Well, that’s an essential business question in a lot of respects — and some people don’t even want to push that vocabulary out of the room, because as that exists, you can much more easily turn in shitty projects and rely on that as an excuse.
Here’s an article on the topic of creativity vs. the deadline. It interviews a lot of people in very creative jobs — Daily Show writer, for example — and most of them say similar things. Here are a couple of quotes:
“Accept that you can fail, but will succeed the next time. A good way not to have a bad day is to not obsess about the last bad day you had, and keep going forward. It’s all about learning how to shake off your failure.”
And then:
“If you have a deadline it means you probably have another deadline behind it. You should do your best, but everything doesn’t have to be precious and perfect, you can get it next time. I like having a weekly show for that reason. Knowing that each episode doesn’t have to be the definitive episode of 99pi is the key to me getting it out in the world. The struggle is in doing the best you can every week, not sweating over every single thing and expending all your energy until you collapse.”
And a third person:
There is an art to fostering a creative group environment and killing the notion that it matters who came up with the latest idea. “When you are in a room with a lot of ideas flying about . . . it doesn’t matter who came up with the idea or who evolved it during the ping-pong process of development . . . just that it came out of the collaborative energy you created together.”

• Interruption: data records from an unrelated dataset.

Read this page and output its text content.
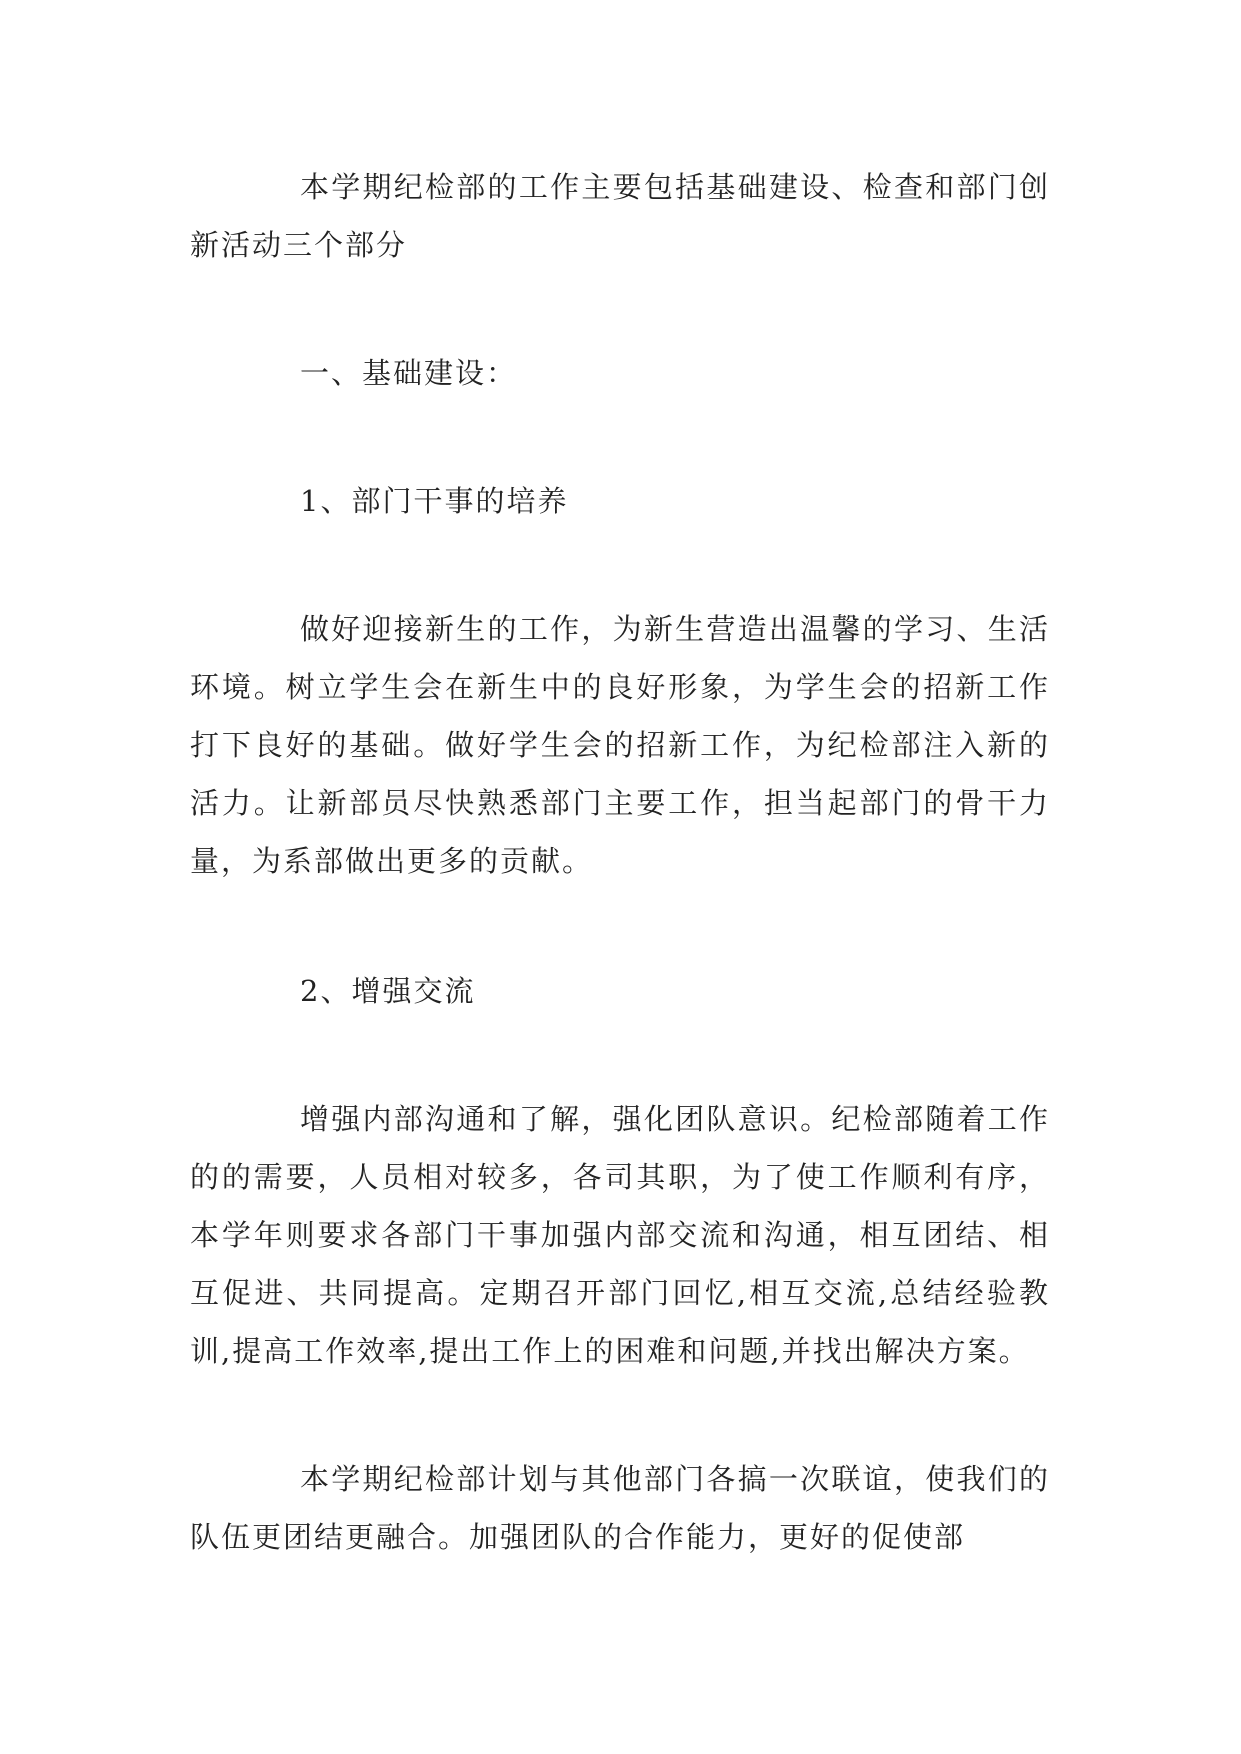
本学期纪检部的工作主要包括基础建设、检查和部门创新活动三个部分

一、基础建设：

1、部门干事的培养

做好迎接新生的工作，为新生营造出温馨的学习、生活环境。树立学生会在新生中的良好形象，为学生会的招新工作打下良好的基础。做好学生会的招新工作，为纪检部注入新的活力。让新部员尽快熟悉部门主要工作，担当起部门的骨干力量，为系部做出更多的贡献。

2、增强交流

增强内部沟通和了解，强化团队意识。纪检部随着工作的的需要，人员相对较多，各司其职，为了使工作顺利有序，本学年则要求各部门干事加强内部交流和沟通，相互团结、相互促进、共同提高。定期召开部门回忆,相互交流,总结经验教训,提高工作效率,提出工作上的困难和问题,并找出解决方案。

本学期纪检部计划与其他部门各搞一次联谊，使我们的队伍更团结更融合。加强团队的合作能力，更好的促使部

Overall interesting article, but if you look through it, the main theme that seems to resonate is: learn from failure, but get over it and move on. That maybe isn’t tied directly to “Hey, I have this project due but it’s a total half-ass job and not creative at all,” but maybe it should be.
I personally think we should talk about failure way more at work — and in a transparent way — but also question the success we have too. (If you don’t question success, how do you know where it came from and/or it wasn’t just serendipity?) And finally, this whole thing speaks to the idea of a core future of work discussion: if you become a manager, will you be a “maximizer” (perfectionist, essentially) or a “satisficer” (good enough works)?
That’s everything, in a way — because there’s always another deadline, and nothing is ever going to be perfect. So if you give your people a little flexibility to understand this, and realize failures happen — basically if you’re a satisficer — then you might free them up to be a little more open and creative, even on a tight deadline.